The most audacious proposal states can make is this: we will grow our rural healthcare workforce from within our rural communities themselves. We will educate nurses in the hospitals where they’ll work, train mental health counselors in the communities they understand, and prepare physicians in environments that mirror where they’ll practice. Creating these favorable conditions for healthcare professionals to remain in their communities and keep hospitals adequately staffed is critical: studies have shown that simply maintaining a 4:1 patient-to-nurse ratio can result in thousands of lives and millions of dollars saved.4
States have a choice: repeat failed workforce strategies and hope this time will be different, or partner with institutions that have demonstrated success in community-based healthcare education at scale and over time. The governors who secure competitive funding will be those who demonstrate workforce solutions that make the other four RHT pillars achievable. HHS and CMS have created a historic opportunity. The question is which states will have the workforce foundation to seize it.
Steve Beard is the chairman and CEO of Adtalem Global Education, which serves over 90,000 students annually across five institutions, the majority of which are pursuing healthcare degrees.
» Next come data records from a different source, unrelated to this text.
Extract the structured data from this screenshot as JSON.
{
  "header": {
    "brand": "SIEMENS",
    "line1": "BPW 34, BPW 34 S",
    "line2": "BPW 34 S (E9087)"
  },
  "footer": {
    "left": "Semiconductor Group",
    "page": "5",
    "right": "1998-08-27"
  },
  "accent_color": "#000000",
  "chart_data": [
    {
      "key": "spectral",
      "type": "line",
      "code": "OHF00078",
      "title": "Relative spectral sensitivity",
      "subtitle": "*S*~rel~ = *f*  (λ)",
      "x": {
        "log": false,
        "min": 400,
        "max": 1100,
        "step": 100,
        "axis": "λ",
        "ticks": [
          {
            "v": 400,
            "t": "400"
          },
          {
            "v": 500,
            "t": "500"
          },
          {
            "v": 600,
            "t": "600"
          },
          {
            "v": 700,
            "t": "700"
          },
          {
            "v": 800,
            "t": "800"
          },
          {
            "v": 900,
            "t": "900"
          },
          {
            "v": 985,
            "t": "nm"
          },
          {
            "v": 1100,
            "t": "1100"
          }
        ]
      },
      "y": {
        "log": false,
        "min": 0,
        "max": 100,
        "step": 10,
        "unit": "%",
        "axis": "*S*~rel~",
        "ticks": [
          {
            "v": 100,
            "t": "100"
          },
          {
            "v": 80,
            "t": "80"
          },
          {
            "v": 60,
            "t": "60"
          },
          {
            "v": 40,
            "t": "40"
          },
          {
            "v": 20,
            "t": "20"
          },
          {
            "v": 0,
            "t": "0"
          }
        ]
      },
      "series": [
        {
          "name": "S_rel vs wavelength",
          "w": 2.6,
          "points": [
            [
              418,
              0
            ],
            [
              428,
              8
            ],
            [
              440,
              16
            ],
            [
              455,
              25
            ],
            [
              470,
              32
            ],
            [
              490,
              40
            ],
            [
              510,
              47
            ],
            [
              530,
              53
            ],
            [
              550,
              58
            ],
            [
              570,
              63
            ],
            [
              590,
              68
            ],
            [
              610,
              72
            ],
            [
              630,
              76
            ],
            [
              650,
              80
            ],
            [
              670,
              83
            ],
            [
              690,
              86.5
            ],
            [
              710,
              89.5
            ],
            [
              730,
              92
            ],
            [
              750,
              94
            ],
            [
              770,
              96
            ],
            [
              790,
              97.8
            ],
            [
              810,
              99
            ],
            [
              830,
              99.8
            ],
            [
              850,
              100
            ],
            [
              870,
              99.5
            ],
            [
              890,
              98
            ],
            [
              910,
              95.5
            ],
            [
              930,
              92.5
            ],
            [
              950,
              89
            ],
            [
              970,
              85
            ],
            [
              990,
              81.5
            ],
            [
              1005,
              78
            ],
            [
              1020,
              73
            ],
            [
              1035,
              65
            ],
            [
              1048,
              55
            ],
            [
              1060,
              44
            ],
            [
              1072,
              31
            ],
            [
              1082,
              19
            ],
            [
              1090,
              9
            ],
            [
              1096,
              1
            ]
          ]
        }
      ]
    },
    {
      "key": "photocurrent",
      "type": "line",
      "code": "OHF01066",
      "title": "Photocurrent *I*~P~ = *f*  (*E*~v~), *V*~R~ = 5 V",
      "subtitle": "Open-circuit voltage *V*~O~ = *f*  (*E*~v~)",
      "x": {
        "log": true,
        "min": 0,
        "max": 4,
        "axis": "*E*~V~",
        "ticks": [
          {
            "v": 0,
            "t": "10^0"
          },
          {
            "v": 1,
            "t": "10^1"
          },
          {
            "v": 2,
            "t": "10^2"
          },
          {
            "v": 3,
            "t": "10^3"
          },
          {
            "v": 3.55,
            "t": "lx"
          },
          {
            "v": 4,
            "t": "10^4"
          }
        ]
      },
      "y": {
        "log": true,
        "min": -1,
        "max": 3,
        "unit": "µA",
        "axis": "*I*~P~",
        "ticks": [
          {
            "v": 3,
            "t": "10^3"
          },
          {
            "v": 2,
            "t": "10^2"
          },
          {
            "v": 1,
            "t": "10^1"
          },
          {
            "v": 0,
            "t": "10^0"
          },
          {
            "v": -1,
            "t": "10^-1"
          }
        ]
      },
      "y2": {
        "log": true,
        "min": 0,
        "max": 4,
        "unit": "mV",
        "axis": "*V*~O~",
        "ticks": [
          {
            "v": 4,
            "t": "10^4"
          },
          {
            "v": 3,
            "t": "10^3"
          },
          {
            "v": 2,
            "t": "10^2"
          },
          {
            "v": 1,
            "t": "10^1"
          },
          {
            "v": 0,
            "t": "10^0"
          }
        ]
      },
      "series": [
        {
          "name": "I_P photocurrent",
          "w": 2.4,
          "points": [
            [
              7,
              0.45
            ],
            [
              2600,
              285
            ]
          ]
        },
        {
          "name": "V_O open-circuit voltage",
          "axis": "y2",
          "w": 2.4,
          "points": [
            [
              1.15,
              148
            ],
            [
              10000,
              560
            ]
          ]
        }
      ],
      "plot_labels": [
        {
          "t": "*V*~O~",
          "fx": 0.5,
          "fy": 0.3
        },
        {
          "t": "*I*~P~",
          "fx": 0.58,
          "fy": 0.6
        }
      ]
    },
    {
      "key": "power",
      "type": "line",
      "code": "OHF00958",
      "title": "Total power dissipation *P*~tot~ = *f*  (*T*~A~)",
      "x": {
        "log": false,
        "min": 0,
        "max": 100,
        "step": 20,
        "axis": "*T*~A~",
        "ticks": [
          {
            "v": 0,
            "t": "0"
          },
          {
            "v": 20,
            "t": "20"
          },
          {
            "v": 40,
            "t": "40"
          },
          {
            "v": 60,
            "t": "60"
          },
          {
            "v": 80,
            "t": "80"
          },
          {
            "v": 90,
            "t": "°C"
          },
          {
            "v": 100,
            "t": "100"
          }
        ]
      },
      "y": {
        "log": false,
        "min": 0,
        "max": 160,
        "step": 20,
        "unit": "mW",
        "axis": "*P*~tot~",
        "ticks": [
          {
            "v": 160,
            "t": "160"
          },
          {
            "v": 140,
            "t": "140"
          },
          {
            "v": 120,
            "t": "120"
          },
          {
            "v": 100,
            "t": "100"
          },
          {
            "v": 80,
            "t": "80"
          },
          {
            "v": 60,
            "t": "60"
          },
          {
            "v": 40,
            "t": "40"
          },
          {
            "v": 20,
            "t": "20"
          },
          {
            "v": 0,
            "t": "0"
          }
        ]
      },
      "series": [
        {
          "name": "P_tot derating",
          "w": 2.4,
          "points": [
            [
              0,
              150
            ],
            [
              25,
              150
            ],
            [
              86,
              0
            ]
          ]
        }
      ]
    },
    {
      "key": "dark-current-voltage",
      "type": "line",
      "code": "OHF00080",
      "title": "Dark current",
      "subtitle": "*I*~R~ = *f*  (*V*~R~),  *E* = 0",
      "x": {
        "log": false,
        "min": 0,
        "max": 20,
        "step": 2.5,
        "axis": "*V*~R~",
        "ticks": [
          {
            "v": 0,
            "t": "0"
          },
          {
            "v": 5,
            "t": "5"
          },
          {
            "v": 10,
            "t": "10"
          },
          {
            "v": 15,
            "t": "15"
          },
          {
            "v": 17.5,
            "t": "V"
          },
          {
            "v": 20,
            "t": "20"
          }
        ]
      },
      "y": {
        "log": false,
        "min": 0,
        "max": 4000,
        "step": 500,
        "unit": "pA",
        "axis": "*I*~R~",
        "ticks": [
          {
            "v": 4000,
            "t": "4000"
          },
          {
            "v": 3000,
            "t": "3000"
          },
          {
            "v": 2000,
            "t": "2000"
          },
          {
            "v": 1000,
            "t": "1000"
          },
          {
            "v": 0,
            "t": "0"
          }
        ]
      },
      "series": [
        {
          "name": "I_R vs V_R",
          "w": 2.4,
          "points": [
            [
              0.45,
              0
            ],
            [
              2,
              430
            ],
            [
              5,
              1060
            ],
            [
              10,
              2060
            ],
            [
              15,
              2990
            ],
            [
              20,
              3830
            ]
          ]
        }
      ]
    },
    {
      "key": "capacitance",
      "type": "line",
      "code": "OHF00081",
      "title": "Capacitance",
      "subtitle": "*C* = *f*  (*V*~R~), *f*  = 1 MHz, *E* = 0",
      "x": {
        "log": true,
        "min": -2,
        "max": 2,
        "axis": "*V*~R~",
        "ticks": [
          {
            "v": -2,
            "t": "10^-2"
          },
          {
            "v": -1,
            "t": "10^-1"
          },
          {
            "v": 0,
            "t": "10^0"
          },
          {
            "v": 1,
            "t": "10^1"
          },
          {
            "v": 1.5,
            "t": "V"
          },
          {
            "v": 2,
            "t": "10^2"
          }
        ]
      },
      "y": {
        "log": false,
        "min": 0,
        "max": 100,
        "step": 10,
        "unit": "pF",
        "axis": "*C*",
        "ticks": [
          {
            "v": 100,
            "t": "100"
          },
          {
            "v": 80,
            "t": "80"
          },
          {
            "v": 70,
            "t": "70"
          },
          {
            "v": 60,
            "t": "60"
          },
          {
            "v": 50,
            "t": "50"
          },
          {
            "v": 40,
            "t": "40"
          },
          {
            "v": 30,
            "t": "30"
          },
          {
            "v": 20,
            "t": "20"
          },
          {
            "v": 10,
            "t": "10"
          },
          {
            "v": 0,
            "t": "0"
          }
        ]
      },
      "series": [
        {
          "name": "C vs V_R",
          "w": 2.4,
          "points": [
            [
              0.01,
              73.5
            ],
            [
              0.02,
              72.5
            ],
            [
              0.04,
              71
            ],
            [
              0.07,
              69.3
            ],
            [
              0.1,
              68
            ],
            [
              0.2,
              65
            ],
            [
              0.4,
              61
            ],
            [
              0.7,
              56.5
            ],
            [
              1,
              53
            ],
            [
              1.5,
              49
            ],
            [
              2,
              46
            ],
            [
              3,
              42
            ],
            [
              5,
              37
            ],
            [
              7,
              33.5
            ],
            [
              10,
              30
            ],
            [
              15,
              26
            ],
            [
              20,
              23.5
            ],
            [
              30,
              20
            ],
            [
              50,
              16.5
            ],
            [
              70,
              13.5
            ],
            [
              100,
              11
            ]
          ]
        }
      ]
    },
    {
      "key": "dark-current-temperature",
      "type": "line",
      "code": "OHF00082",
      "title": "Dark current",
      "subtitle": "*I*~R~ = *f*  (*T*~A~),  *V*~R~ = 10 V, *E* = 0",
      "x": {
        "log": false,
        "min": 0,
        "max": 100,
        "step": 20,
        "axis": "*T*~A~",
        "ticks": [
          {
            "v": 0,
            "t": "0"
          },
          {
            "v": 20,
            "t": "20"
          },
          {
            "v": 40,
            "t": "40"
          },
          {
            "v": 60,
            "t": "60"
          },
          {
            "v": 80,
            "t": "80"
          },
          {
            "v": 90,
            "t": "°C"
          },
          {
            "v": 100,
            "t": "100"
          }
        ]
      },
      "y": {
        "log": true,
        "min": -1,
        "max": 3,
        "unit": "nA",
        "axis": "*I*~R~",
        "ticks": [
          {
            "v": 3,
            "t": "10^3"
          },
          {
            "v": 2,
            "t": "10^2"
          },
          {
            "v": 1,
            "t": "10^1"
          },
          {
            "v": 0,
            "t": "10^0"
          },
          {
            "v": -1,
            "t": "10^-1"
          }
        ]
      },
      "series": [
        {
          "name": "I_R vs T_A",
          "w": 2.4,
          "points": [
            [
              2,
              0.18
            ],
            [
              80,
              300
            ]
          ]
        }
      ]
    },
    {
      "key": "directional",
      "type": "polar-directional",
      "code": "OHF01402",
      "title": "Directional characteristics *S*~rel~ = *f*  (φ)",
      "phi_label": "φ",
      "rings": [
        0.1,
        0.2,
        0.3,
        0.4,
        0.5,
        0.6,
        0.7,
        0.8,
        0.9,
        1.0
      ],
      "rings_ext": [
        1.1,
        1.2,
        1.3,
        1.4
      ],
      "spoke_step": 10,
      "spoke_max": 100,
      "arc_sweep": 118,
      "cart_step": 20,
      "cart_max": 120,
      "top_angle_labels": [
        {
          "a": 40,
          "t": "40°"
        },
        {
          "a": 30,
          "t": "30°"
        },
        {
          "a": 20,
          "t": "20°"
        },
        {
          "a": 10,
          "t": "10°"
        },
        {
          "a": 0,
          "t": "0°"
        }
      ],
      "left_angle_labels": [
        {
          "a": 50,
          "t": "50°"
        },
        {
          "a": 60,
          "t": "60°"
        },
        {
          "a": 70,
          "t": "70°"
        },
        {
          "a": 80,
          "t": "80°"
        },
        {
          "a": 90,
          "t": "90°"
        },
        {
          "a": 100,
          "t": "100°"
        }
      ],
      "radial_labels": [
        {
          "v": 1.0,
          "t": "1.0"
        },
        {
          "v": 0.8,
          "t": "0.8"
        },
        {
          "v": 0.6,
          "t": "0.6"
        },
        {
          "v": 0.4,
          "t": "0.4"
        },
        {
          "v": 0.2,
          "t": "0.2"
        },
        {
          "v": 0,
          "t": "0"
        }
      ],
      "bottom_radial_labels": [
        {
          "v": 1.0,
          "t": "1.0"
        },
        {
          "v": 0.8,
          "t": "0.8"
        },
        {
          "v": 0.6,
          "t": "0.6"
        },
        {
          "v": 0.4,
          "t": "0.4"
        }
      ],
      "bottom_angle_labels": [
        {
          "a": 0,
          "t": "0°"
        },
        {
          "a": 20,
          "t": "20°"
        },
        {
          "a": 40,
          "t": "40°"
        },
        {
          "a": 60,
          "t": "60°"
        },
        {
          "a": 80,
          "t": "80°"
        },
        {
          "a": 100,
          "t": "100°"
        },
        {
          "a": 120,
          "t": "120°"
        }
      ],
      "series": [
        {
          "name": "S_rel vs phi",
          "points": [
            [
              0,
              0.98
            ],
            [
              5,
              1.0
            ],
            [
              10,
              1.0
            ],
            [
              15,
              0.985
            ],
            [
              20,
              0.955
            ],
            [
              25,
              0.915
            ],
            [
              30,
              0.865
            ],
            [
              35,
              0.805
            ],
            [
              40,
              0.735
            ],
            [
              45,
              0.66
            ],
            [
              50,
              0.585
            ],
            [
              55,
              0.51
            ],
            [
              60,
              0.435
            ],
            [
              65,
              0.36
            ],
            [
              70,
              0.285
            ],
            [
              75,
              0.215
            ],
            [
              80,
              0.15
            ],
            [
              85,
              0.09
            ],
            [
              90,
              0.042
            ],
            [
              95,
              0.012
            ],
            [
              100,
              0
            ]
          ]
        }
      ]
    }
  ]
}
1 Center for Healthcare Quality and Payment Reform.(2025) “Rural Hospitals at Risk of Closing” https://ruralhospitals.chqpr.org/downloads/Rural_Hospitals_at_Risk_of_Closing.pdf
2 National Center for Health Workforce Analysis. (2024). Nurse Workforce Projections, 2022-2037.
3 Diemer, D. (2012). Factors That Influence Physician Assistant Program Graduates to Choose Rural Medicine Practice. The Journal of Physician Assistant Education, 23(1), 28–32. https://doi.org/10.1097/01367895-201223010-00005
4 Lasater KB, Aiken LH, Sloane DM, French R, Anusiewicz CV, Martin B, Reneau K, Alexander M, McHugh MD. Is Hospital Nurse Staffing Legislation in the Public’s Interest?: An Observational Study in New York State. Med Care. 2021 May 1;59(5):444-450. doi: 10.1097/MLR.0000000000001519. PMID: 33655903; PMCID: PMC8026733.